Zenon Słowiński, "Uniwersalny zasilacz"
Radioamator 12/1957

Opisany tu, a zaprojektowany i wykonany przeze mnie zasilacz, pracuje już przeszło rok bez żadnych usterek. Zbudowałem go z części dostępnych na rynku krajowym. Do modelu można oczywiście wprowadzić zmiany, w zależności od przeznaczenia zasilacza lub posiadanych części składowych.

Zastosowałem przełączniki produkcji krajowej (7-pozycjowe - od głośników radiowęzłowych). Zasadniczy schemat przedstawiony jest na rys.1.


Rys.1.

Opisywany zasilacz przystosowany jest do napięcia sieci 110 lub 220V. Napięcie sieci przyłączane jest do pierwotnego uzwojenia transformatora sieciowego poprzez bezpiecznik 1A, przełącznik skokowy P2, wyłącznik błyskawiczny P1 oraz przełącznik Pn dopasowujący do sieci o napięciu 110-220V. Przełącznik P2 można dowolnie przełączać w zależności od spadku napięcia w sieci. Różnice napięć w skokach - co 10V. Manipulując tym przełącznikiem możemy dość znacznie zmieniać wszystkie napięcia po stronie wtórnej transformatora. Zasilacz jest zaopatrzony w przyrząd pomiarowy, którym można kontrolować wszystkie napięcia stałe i zmienne, oprócz napięcia żarzenia. Uzwojenie wtórne transformatora ma 6 odczepów, które nastawia się za pomocą przełącznika P3 na odpowiednie napięcie stałe lub zmienne od 110 do 300V, z tym że jedna pozycja "0" przełącznika jest wolna. W pozycji "0" nie ma żadnego napięcia na gniazdkach II i IV, co jest bardzo pożądane przy korzystaniu z niskiego napięcia.

Uzwojenie żarzenia dla lamp radiowych daje napięcie od 4V do 90V, regulowane skokowo przełącznikiem P4. Z przełącznika i bezpiecznika 3A wyprowadzone są napięcia żarzenia na gniazdka I. Bezpiecznik zabezpiecza w czasie zwarcia przed spaleniem uzwojeń transformatora. Żaróweczka w obwodzie żarzenia jest włączona na napięcie 4V. W modelowym zasilaczu świeci ona czerwonym kolorem i sygnalizuje włączenie zasilacza do sieci. Działa z chwilą włączenia sieci na pierwotne uzwojenie transformatora.

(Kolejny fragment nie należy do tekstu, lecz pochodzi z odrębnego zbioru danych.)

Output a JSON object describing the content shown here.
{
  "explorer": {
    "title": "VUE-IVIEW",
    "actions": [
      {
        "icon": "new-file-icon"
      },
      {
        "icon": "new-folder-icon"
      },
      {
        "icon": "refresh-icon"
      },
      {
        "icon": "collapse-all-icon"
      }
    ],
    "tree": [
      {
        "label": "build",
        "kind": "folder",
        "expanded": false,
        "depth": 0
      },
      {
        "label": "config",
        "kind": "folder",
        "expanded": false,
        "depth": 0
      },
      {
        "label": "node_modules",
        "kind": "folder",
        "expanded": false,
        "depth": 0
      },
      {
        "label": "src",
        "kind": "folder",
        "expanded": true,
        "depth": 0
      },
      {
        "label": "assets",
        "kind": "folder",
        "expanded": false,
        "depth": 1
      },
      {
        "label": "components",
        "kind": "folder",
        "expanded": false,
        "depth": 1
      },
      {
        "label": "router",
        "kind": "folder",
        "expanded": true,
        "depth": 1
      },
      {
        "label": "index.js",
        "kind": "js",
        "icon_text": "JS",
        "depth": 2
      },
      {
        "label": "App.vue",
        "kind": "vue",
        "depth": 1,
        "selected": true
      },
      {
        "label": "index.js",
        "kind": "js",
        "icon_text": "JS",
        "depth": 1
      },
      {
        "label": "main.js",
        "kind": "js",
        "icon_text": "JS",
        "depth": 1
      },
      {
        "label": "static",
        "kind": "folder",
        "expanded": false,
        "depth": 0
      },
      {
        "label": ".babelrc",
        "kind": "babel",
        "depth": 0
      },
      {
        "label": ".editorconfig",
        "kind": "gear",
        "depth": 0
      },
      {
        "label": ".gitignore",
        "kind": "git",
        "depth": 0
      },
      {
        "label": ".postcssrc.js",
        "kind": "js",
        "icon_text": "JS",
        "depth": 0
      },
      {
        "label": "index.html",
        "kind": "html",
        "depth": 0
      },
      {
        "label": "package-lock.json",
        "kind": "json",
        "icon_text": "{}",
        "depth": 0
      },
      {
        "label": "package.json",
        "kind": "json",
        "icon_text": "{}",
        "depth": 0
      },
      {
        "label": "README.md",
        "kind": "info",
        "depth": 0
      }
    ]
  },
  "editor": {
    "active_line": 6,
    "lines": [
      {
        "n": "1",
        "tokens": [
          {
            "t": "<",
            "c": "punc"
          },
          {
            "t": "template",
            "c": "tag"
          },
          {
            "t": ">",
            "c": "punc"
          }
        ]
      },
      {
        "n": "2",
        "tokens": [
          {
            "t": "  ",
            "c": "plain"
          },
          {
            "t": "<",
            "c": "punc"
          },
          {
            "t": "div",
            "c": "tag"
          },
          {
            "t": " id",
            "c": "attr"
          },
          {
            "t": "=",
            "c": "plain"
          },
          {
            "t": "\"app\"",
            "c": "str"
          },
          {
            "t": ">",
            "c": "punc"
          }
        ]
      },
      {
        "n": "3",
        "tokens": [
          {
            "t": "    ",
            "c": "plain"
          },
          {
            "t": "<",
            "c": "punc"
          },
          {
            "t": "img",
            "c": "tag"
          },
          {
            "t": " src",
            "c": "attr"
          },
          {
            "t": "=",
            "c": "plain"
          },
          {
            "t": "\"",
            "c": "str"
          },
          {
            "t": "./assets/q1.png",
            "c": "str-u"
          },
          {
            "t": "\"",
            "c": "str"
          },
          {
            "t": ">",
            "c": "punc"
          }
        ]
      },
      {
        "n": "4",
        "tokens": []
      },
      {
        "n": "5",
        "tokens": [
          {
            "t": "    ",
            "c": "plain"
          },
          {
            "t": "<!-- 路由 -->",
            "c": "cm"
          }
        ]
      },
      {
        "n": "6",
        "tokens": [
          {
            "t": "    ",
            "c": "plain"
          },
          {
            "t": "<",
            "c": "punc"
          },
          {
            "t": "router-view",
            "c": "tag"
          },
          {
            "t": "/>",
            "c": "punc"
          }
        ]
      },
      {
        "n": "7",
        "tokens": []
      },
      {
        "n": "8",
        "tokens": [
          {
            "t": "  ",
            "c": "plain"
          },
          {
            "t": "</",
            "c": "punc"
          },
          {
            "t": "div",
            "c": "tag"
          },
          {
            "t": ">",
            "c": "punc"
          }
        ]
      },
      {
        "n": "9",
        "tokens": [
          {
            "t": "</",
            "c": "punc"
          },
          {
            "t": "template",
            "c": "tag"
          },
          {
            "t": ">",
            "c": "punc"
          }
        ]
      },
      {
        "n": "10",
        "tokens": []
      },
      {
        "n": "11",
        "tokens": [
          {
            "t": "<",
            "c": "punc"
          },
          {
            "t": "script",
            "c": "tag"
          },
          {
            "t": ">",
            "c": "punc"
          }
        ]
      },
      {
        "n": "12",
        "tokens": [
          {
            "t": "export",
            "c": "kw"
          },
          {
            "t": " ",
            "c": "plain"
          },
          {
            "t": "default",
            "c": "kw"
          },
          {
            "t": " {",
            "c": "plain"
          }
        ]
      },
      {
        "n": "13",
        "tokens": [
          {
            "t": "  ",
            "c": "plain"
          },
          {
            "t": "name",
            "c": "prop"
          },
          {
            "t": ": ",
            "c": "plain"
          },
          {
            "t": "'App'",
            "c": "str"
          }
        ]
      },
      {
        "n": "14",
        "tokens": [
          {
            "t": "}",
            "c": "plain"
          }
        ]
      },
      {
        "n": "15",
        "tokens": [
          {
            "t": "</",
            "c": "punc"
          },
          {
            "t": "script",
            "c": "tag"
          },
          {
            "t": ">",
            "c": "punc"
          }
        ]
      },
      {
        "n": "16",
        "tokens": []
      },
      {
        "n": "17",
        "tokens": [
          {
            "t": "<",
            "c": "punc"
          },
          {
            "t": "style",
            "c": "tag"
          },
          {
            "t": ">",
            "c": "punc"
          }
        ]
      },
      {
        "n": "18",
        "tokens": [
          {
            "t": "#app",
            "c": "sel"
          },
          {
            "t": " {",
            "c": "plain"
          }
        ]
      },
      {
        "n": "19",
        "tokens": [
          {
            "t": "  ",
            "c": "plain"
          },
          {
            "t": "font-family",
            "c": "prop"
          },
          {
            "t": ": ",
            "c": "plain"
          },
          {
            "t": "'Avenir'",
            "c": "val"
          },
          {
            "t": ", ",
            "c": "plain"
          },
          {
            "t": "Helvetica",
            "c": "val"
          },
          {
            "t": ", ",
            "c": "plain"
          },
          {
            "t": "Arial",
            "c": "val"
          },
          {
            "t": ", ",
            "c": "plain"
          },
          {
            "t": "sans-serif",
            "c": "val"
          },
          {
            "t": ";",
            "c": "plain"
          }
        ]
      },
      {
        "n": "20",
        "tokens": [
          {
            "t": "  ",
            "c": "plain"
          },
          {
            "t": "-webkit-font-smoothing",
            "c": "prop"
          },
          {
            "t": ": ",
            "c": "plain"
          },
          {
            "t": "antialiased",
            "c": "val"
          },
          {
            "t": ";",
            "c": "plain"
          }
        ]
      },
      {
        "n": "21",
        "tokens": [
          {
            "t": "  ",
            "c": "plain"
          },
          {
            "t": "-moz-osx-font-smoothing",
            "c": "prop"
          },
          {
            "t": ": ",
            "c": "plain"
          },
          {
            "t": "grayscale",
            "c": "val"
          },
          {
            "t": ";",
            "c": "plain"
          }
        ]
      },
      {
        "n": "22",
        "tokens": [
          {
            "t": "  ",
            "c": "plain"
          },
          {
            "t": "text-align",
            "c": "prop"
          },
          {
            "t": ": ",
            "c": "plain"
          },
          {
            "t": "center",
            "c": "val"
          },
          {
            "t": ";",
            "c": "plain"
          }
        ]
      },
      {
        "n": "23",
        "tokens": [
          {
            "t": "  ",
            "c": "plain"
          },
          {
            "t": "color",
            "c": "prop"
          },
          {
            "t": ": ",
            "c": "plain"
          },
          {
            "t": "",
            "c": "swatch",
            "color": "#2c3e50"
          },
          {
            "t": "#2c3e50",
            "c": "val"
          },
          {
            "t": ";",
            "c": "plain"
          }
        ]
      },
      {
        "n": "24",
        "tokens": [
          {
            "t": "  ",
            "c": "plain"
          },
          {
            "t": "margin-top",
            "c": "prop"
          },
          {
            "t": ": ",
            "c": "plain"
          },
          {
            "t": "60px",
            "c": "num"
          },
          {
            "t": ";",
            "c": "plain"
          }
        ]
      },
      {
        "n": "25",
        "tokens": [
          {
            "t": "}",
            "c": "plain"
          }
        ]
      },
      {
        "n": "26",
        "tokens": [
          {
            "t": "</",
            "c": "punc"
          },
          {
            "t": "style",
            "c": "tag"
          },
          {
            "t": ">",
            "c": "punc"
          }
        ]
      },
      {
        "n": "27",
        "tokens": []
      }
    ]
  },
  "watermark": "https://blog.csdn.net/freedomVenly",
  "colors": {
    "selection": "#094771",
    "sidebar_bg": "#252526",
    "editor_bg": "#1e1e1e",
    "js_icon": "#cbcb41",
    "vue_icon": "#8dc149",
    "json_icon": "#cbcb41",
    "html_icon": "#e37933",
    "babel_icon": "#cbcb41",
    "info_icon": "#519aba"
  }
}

Napięcie stałe otrzymamy po włączeniu wyłącznika P5, który znajduje się w obwodzie żarzenia lampy prostowniczej. Jednocześnie z włączeniem lampy zaświeci się żaróweczka w obwodzie żarzenia lampy prostowniczej AZ1. Sygnalizuje ona, że żarzenie lampy prostowniczej jest włączone i lampa pracuje, a więc otrzymujemy prąd wyprostowany. Żaróweczka ma zieloną soczewkę w odróżnieniu od poprzedniej.

Napięcie wyprostowane (stałe) w granicach 100V÷300V wybieramy skokowo przełącznikiem P3 - w zależności od potrzeby. Jest ono zabezpieczone bezpiecznikiem 150mA, który włączony jest w obwód lampy prostowniczej.

Filtr wygładzający składa się z elektrolitu 2x32µF i dławika D1. W modelowym układzie dławik D1 jest po prostu transformatorem głośnikowym o nieznanej bliżej ilości zwojów. Ma on około 400 omów oporności przy pomiarze prądem stałym. Po filtrze wyprowadzono napięcie stałe na gniazdka IV.